How should you organize to manage transition and ongoing operations in an Cloud Computing-based service model? Is “service sourcing” destined to become a key competency in your organization? Will dramatic changes redefine the role of your IT organization, or will the continuing evolution away from custom development be sufficient? Will traditional internal application maintenance and support become obsolete? Can technology and service integration be outsourced, or will rapid integration become a core competency that distinguishes operational and technology leaders? This has several implications and challenges:

  • IT Organization. The IT organization must readjust itself to working and “interleaving” with an outside service provider. This can mean either that people will be re-assigned to more ‘core’ activities for the company, or they will leave. Support structures and how the help desk operates must be debugged, and changed so that users or customers are not disadvantaged by the transition to the new model.
  • Project Management. The way in which the IT organizations, and the business units that drive priorities in IT must change to accommodate the new Cloud Computing delivery model. Instead of making demands against internal resources, now it is necessary to work with partners, and this changes completely how the budget approval and planning process operates.

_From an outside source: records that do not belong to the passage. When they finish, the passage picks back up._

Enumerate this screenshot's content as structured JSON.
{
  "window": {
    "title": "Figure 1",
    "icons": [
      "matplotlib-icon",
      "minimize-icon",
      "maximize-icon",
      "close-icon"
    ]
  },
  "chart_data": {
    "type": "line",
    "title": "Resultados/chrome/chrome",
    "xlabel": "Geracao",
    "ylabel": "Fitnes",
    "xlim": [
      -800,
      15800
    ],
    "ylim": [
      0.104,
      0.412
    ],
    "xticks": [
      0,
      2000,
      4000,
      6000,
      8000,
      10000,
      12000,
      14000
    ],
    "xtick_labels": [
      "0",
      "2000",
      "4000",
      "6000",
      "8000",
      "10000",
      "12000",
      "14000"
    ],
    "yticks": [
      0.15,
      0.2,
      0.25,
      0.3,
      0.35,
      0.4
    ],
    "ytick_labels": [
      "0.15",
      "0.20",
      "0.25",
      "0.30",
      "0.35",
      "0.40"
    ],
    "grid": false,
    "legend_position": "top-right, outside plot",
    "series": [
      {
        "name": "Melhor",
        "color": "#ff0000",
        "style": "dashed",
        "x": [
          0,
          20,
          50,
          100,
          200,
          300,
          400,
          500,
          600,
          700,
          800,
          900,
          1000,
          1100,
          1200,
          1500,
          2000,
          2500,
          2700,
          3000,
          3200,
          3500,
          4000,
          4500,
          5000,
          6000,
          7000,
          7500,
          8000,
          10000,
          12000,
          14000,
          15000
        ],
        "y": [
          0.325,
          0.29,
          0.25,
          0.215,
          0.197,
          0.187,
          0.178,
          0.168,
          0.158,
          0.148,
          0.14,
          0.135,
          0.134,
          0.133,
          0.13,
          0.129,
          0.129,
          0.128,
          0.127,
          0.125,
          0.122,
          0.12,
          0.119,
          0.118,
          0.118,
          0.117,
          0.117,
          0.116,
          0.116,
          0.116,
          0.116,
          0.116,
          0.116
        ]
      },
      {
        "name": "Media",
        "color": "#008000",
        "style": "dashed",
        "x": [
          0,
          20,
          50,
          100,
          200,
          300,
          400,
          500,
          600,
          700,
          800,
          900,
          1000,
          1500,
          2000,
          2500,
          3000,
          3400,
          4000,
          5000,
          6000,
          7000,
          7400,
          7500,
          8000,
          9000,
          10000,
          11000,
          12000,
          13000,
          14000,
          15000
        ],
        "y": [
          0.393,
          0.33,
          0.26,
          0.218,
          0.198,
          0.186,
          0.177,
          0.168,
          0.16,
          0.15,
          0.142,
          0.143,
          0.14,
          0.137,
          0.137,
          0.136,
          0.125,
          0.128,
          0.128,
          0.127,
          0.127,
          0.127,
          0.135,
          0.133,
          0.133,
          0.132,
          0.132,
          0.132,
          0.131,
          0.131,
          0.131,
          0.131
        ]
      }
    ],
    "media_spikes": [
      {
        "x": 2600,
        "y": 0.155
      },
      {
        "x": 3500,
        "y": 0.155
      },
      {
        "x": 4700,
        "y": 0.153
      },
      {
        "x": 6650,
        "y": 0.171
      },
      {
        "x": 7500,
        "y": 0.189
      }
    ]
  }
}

  • Business Processes. Finally, in order to make full use of the Cloud Computing provisioning of IT services, it is clear that many if not all business process must be changed, or at least modified, in order to adjust to the new model. For example, policies for handling sensitive data that is going to be stored and processed by the Cloud Computing must be worked out. Also, it is important to keep track of business processes over time to see if any significant potential for synergy or consolidation appears.

In summary, the Why-What-Who-How framework for choosing Cloud Computing starts with the large “macro” forces that are shaping the utilization of IT in the organization, then narrows down the options by first understanding the scope of what is required. After that is determined, the nature of the required application set determines the general type of Cloud Computing to choose. After that, pro forma cost estimations are made to establish a base line for cost and expenditure that is a point of comparison for the Cloud Computing model. Cloud Computing are then selected on a variety of both financial and non-financial data, and contracts, including SLAs are negotiated and registered. After that, still the organization faces a serious amount of work in adapting to the new provisioning model.